In Region 4, Madman Entertainment has released all seven seasons on DVD in Australia. Seasons 6 & 7 were released on June 19, 2013. The Season 7 release includes the reunion television film The Return of Sam McCloud.

| DVD Name | Ep# | Release dates |  |
| Region 1 | Region 4 |
| Seasons One & Two | 11 | August 9, 2005 | April 19, 2010 (Season 1) September 13, 2010 (Season 2) |
| The Complete Third Season | 5 | N/A | March 16, 2011 |
| The Complete Fourth Season | 5 | N/A | July 20, 2011 |
| The Complete Fifth Season | 9 | N/A | October 19, 2011 |
| The Complete Sixth Season | 7 | N/A | June 19, 2013 |
| The Complete Seventh Season | 6 | N/A | June 19, 2013 |
| The Complete Series | 45 | January 2022 | N/A |

The show is rated PG for Parental Guidance in Australia and PG in New Zealand for violence and drug references.

==In popular culture==
- McCloud became the basis for a recurring joke on the movie-mocking TV series Mystery Science Theater 3000: whenever one character in the featured film would call out for someone else, host characters Joel Robinson, Tom Servo, and Crow T. Robot would chime in by calling out to other unrelated (mostly) fictional characters—among them Sondra Locke, ALF, John-boy, Angels, Bosley, Mr. Drysdale, Mrs. Beasley, Mr. French, Uncle Bill, Boo Radley, Beastmaster, Cujo, and "Mr. Eddie's father". Invariably, these exchanges ended with Servo calling "Chief?" and Crow responding with "McCloud!" The gag was most prominently featured in episode 303, "Pod People".
- McCloud was also parodied by British comedian Benny Hill in a skit on The Benny Hill Show, “Murder on the Oregon Express”, in March 1976. In typical Hill fashion, Benny portrays a host of characters for comic effect from American crime-dramas of the time, such as Cannon, Ironside, and Kojak.
- Weaver played a version of himself in The Hardy Boys/Nancy Drew Mysteries, in an episode set on the Universal backlot (where much of McCloud was actually shot), in which he rides out of nowhere and saves Pamela Sue Martin's Nancy Drew by drawing her up on his horse when she is in a tight spot.

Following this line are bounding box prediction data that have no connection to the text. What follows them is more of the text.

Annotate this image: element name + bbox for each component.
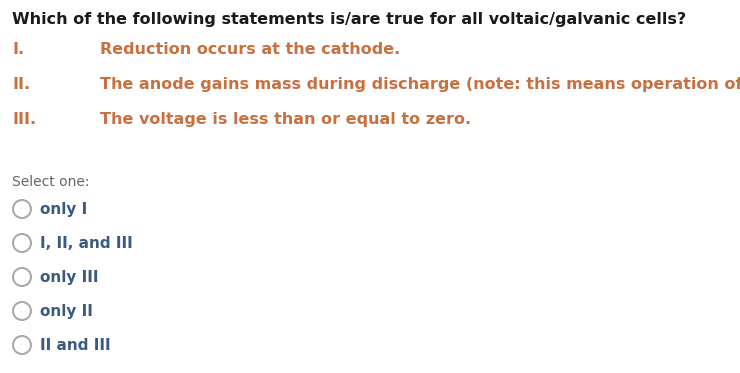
Text: only III: only III bbox=[40, 270, 98, 285]
Text: Which of the following statements is/are true for all voltaic/galvanic cells?: Which of the following statements is/are… bbox=[12, 12, 686, 27]
Text: III.: III. bbox=[12, 112, 36, 127]
Text: I, II, and III: I, II, and III bbox=[40, 236, 132, 251]
Text: only II: only II bbox=[40, 304, 93, 319]
Text: II and III: II and III bbox=[40, 338, 110, 353]
Text: I.: I. bbox=[12, 42, 24, 57]
Text: The voltage is less than or equal to zero.: The voltage is less than or equal to zer… bbox=[100, 112, 471, 127]
Text: The anode gains mass during discharge (note: this means operation of the cell.): The anode gains mass during discharge (n… bbox=[100, 77, 740, 92]
Text: II.: II. bbox=[12, 77, 30, 92]
Text: Reduction occurs at the cathode.: Reduction occurs at the cathode. bbox=[100, 42, 400, 57]
Text: Select one:: Select one: bbox=[12, 175, 90, 189]
Text: only I: only I bbox=[40, 202, 87, 217]
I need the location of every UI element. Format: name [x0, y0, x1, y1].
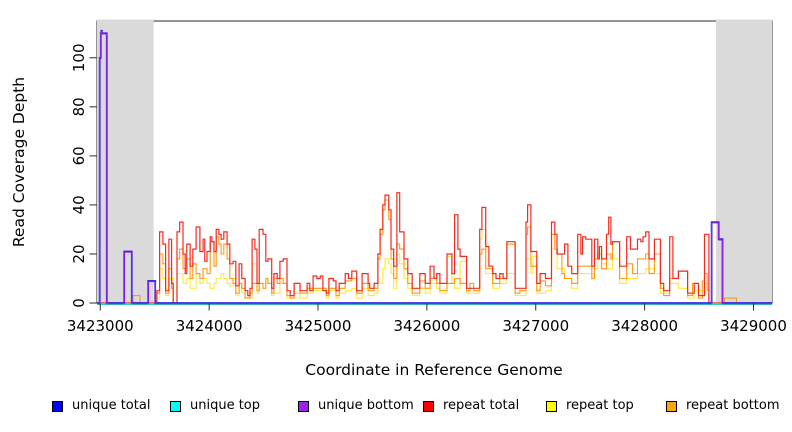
y-axis: 0 20 40 60 80 100 — [70, 43, 97, 308]
legend-label: repeat bottom — [686, 398, 780, 413]
series-lines — [97, 29, 772, 306]
legend-swatch-repeat-total — [423, 400, 434, 412]
legend-label: unique total — [72, 398, 151, 413]
y-tick-label: 0 — [70, 298, 88, 308]
legend: unique total unique top unique bottom repea… — [0, 394, 792, 430]
legend-swatch-repeat-bottom — [666, 400, 677, 412]
legend-item-repeat-top: repeat top — [546, 398, 634, 414]
series-line-repeat-bottom — [97, 199, 772, 304]
y-tick-label: 20 — [70, 244, 88, 263]
legend-swatch-unique-total — [52, 400, 63, 412]
legend-label: repeat top — [566, 398, 634, 413]
x-axis: 3423000 3424000 3425000 3426000 3427000 34280… — [67, 303, 787, 335]
legend-item-repeat-total: repeat total — [423, 398, 519, 414]
series-line-unique-bottom — [97, 31, 772, 305]
plot-canvas: 3423000 3424000 3425000 3426000 3427000 34280… — [10, 19, 787, 379]
legend-label: unique bottom — [318, 398, 414, 413]
legend-item-unique-total: unique total — [52, 398, 150, 414]
x-tick-label: 3429000 — [720, 317, 787, 335]
legend-item-repeat-bottom: repeat bottom — [666, 398, 780, 414]
x-tick-label: 3428000 — [611, 317, 678, 335]
legend-label: unique top — [190, 398, 261, 413]
masked-region — [97, 19, 154, 303]
y-tick-label: 100 — [70, 43, 88, 72]
y-tick-label: 40 — [70, 195, 88, 214]
legend-swatch-unique-top — [170, 400, 181, 412]
masked-region-shading — [97, 19, 772, 303]
x-axis-title: Coordinate in Reference Genome — [305, 361, 562, 379]
masked-region — [715, 19, 772, 303]
x-tick-label: 3426000 — [393, 317, 460, 335]
legend-swatch-unique-bottom — [298, 400, 309, 412]
legend-swatch-repeat-top — [546, 400, 557, 412]
x-tick-label: 3427000 — [502, 317, 569, 335]
plot-border — [96, 20, 773, 304]
series-line-repeat-total — [97, 192, 772, 304]
series-line-repeat-top — [97, 228, 772, 304]
legend-label: repeat total — [443, 398, 520, 413]
y-tick-label: 80 — [70, 97, 88, 116]
series-line-unique-total — [97, 29, 772, 304]
legend-item-unique-bottom: unique bottom — [298, 398, 414, 414]
y-tick-label: 60 — [70, 146, 88, 165]
legend-item-unique-top: unique top — [170, 398, 260, 414]
x-tick-label: 3423000 — [67, 317, 134, 335]
y-axis-title: Read Coverage Depth — [10, 77, 28, 247]
x-tick-label: 3425000 — [285, 317, 352, 335]
x-tick-label: 3424000 — [176, 317, 243, 335]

His small bit of dialogue makes clear that he is an actor on a break from a shoot, and his costuming and horse suggest that he is Weaver on a break from McCloud, but like several other celebrity guests in the episode, it's never made explicit that he is playing himself.
- A thirteenth season episode of The Simpsons, "The Lastest Gun in the West", features guest star Weaver as old-time cowboy star Buck McCoy, who had starred on a 1970s detective show called "McTrigger", about which McCoy admits, "Seems all I did was shoot hippies." A clip showed McTrigger driving through New York in a convertible shooting at random members of the hippie crowd that covered the sidewalks. McCoy mentions the show was retooled after his character was written out to become Room 222.

==Syndication==
McCloud has aired in reruns on local stations in the past, and continues to do so on some to this day.

Me-TV brought McCloud to its schedule as part of the late night "MeTV Mystery Movie" programming block which premiered on January 1, 2015. The network was employing a wheel arrangement similar to the original NBC Wednesday and Sunday Mystery Movie and rotated several other long-running programs from those including, McMillan & Wife, Columbo, Banacek, Quincy and the Perry Mason telefilms produced by NBC. The network eventually ceased airing the Mystery Movies, which moved to Cozi TV.